Le Parlement de la Fédération Wallonie-Bruxelles a approuvé mercredi soir un avant-projet de décret instaurant, dès la rentrée académique prochaine, un examen d’entrée aux études de médecine et de dentisterie dans les facultés francophones. L’épreuve, qui sera organisée pour la première fois le 8 septembre prochain de manière centralisée, répond à l’exigence du fédéral qui menaçait la Fédération de ne plus octroyer de numéros Inami aux étudiants en cours de formation si celle-ci ne prenait pas des mesures pour respecter le contingentement fédéral de praticiens.

L’épreuve portera sur huit matières distinctes, rassemblées en deux parties distinctes.

La première évaluera les connaissances scientifiques (biologie, chimie, physique et mathématiques) des candidats, la seconde s’attachant à leurs capacités de communication, d’analyse critique, d’éthique et d’empathie, des aspects jugés importants pour l’exercice des professions de soins.

Pour réussir l’épreuve, les candidats devront obtenir une moyenne d’au moins 10 sur 20 pour chacune des deux parties, mais avec un minimum de 8 sur 20 pour chacune des huit matières évaluées.

« Ce dispositif n’est certainement pas idéal », a commenté le ministre Jean-Claude Marcourt, à l’origine du décret malgré son opposition de longue date à toute sélection à l’entrée des études. « C’est extrêmement cruel de jouer l’espoir d’une vie sur une seule journée », a-t-il ajouté.

Le texte a été approuvé par la majorité PS-cdH.

L’opposition MR, favorable à l’examen d’entrée, s’est toutefois abstenue pour dénoncer l’absence d’année propédeutique pour aider les étudiants moins bien préparés par leur établissement secondaire à ces études exigeantes.

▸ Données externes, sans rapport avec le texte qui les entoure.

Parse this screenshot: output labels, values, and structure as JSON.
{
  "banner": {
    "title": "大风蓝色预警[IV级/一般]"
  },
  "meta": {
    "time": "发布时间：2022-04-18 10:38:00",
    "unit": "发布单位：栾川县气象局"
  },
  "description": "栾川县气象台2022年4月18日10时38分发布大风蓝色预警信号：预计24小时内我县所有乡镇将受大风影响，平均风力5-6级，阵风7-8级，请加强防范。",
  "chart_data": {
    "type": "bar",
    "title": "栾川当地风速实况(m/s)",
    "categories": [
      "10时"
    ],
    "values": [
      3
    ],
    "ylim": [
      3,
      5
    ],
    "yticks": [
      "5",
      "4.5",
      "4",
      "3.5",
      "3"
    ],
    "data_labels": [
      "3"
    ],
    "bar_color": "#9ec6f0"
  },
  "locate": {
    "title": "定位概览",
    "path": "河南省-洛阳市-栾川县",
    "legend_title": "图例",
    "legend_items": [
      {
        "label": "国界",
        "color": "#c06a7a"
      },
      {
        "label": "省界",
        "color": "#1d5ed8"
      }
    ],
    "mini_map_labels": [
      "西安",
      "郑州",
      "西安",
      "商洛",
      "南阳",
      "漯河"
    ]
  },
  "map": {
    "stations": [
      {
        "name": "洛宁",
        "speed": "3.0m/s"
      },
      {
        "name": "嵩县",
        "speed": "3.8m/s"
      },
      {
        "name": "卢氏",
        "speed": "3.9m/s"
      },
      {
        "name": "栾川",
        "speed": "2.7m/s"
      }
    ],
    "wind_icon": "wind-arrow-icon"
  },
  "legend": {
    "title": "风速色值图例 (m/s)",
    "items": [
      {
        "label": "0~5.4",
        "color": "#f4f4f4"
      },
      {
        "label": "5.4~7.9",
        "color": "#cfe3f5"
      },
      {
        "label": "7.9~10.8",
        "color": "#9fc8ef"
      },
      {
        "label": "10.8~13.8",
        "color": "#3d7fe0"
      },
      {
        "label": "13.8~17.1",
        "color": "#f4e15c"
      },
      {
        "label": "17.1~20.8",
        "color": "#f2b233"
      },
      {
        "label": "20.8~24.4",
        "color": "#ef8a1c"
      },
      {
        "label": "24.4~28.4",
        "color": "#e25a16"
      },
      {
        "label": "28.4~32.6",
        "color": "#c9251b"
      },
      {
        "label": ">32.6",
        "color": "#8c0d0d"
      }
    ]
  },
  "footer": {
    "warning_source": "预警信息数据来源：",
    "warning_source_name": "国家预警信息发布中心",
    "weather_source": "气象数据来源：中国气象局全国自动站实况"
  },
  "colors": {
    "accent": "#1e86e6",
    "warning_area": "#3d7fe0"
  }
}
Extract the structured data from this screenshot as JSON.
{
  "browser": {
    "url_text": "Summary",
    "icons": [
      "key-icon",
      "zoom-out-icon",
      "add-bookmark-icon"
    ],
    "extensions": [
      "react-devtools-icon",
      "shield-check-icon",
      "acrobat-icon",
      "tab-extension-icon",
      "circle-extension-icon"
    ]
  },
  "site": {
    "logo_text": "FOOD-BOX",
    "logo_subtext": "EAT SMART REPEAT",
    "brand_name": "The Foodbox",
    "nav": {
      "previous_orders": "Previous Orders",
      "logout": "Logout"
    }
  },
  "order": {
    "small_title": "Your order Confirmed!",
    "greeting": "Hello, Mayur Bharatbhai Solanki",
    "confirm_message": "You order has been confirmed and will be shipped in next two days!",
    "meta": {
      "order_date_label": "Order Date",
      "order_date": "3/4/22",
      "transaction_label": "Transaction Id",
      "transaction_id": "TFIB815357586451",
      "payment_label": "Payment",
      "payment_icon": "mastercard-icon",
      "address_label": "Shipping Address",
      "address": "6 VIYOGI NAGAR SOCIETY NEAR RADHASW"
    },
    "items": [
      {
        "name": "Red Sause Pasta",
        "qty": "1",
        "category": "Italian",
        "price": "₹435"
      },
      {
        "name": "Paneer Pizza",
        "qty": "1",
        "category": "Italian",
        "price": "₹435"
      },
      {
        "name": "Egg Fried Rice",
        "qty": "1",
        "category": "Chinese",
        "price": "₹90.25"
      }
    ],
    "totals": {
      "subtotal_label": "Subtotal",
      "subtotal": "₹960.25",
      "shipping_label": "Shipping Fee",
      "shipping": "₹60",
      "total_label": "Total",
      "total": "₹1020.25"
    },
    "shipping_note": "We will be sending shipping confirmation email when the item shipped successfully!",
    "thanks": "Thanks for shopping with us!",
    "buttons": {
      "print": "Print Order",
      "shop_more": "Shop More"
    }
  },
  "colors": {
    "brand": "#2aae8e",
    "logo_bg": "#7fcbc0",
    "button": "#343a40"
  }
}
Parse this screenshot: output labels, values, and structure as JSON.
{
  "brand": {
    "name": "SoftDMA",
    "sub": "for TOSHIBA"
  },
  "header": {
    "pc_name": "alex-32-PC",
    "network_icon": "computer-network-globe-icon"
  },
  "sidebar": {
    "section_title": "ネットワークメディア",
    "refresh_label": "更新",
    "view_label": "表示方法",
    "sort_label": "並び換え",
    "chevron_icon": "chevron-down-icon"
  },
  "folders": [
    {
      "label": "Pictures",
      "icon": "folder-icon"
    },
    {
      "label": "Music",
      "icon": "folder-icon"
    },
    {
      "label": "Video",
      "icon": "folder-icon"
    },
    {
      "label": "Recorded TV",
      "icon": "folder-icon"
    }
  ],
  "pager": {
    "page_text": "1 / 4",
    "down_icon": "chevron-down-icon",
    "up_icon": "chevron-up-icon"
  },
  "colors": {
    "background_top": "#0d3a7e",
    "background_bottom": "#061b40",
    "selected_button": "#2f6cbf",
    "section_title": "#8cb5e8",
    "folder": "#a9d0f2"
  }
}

Ecolo, Défi, le PTB ainsi que André-Pierre Puget (indépendant), ont tous voté contre.

Une vingtaine de membres de la Fédération des étudiants francophones (FEF), opposée à tout examen d’entrée, étaient présents mercredi en tribune. En guise de protestation, ils ont placé un masque opératoire sur leur visage, mais sans provoquer d’incident.